Dec. 2nd, 2011

sobrique: (Default)
This week, I've been trying to work out the relative merits of RAID5 vs. RAID6 as a method of disk protection.
I won't bore you with details of implementation, but the essence of this - RAID 5 is a set of disk, for which one is set aside as parity and error correction.
Losing any single disk within a RAID 5 set means you're fine, but a second means you lose the lot.

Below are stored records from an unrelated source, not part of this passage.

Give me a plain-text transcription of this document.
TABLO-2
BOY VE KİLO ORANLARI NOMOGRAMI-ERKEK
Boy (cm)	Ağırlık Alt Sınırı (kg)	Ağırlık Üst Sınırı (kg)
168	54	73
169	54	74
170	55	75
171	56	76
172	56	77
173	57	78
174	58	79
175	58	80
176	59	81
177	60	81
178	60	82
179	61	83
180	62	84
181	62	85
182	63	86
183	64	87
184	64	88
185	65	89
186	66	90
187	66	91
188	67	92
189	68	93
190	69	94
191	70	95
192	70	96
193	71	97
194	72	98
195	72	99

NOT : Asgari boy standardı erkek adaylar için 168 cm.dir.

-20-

RAID6 is - more or less - the same thing, but with dual parity. E.g. in a given sized set of disks, you use two for parity - such that you can lose any two from your set, safely, and a third will take your set of disks out

Into this mix, you have hot spares - a hot spare is _another_ disk, that's set aside, on it's own, to take the place of a failed drive.

So what I'm trying to figure out - given a mean time between failure of the drives (1 million hours), how much better - or worse - are the different RAID types?

When you 'lose' a drive, you have a window of exposure for the rebuild to occur, or your drive to be replaced. I know the chance of failure in that window is (very) low. However, I'm talking in terms of large arrays of drives - 1000 disks or so, and the data that means, which means 'pretty remote' odds, actually start to rack up, and even 'fairly remote' of a critical data loss is bad.

So I'm working on 3 'choices' here.
RAID 5, 3+1
RAID 6, 6+2
As both these 'types' waste 25% of capacity, and therefore cost the same.
For comparison, I'm considering RAID 5, 7+1.

Now, the number crunching goes thus:
MTBF of 1million hours.
Assume a maximum window of 96 hours before a failed drive is replaced and back in service. (Typically it'll be less).

Given 240 drives to put my data on, in which _any_ RAID loss results in total data loss. (So if one group of drives goes pop, I have to recover the whole lot). (IN case you're interested, they're probably 300Gb drives, so we're talking 54 TB of data - this is a lot of data to recover, so we'd rather not have to).

And over a 3 year time period, how likely that circumstance is to show up.

So I make it:
MTBF 1 million hours.
Chance of failure in a given 96 hour block - 0.000096

Taking a 4 disk set - chance of any single failure is:
1 - ( 1 - .000096 ) ^4 = 0.00038
From an 8 disk set, same logic:
1 - ( 1 - 0.000096 ) ^ 8 = 0.00076

Twice as many drives, nearly twice the chance of a failure occurring. (It's not -quite-).

So with the R5 set first drive fail is ok. Second is a total loss.
So chance of losing a second drive out of your 4 disk set is:
For R5, 3+1 we've got:
99.961% chance that of 4 drives none fail.
99.971% chance that of 3 drives, none fail.

So -
3.839x10 ^ -4 x 2.8 x 10 ^ -4.
= 1.1 x 10 ^ -7.
11 in 100,000,000 chance of occurring.

For the RAID 5, 7+1:
Chance of any one out of the 8, is 'chance of not failing' ^ 8.
So 99.923%.

Chance of remain drive from the set of 7 failing, in the same 96 hour
window, is:
'chance of not failing' ^ 7.
So 99.932%

7,677 x 10^-4 x 6.71 x 10^-4 = 5.144x 10 ^ -7.
A 51 in 100,000,000 chance of occuring.

And for the RAID 6, 6+2:
First drive: 99.92322580
Second Drive: 99.93281935
Third Drive: 99.94241382

Which means RAID 6, 6+2 has 2.97 E-10 chance of that scenario.

Now, that's where I get stuck - on the face of it, R6 seems 1000x more reliable than either RAID5, 3+1 or RAID5, 7+1.

If you multiply out across 240 drives, you've 60 4 drive sets, and 30 8 drive sets.
I think you can apply the same rational to that:
Probabity of failure is 1 - ( 1 - one set ) ^ number of sets.

So 240 drives:
R5, 3+1 = 6.63E-006
R5 7+1 = 1.55E-005
R6 6+2 = 8.91E-009

Now, the bit where I get a bit stuck - rolling the time window over 3 years. We're talking about a poisson distribution, (I think?). Can I just take my '96 hour' chance of failure, and do compound probability?
Making the R6, 6+2 scenario - over 3 years = 26280 hours.
Our number is over 96 hours - of which there's 273 chunks.
So ... 1 - ( 1 - 8.91 E-009 ) ^ 273
= 2.43E-006

So, 2 in a million chance of having a really really bad week.
Does my number crunching work out correctly though?

R5, 3+1 = 1.41E-3
R5, 7+1 = 4.22E-3

So ... looking at it, R6 - in terms of pure reliability - is a thousand times safer than R5 in either configuration.
The tradeoff would be performance - RAID 6 carries a write penalty - it must perform reads and writes to calculate parity for each write - which is higher than it would be with RAID 5 (approximately doubled - so halving your write performance).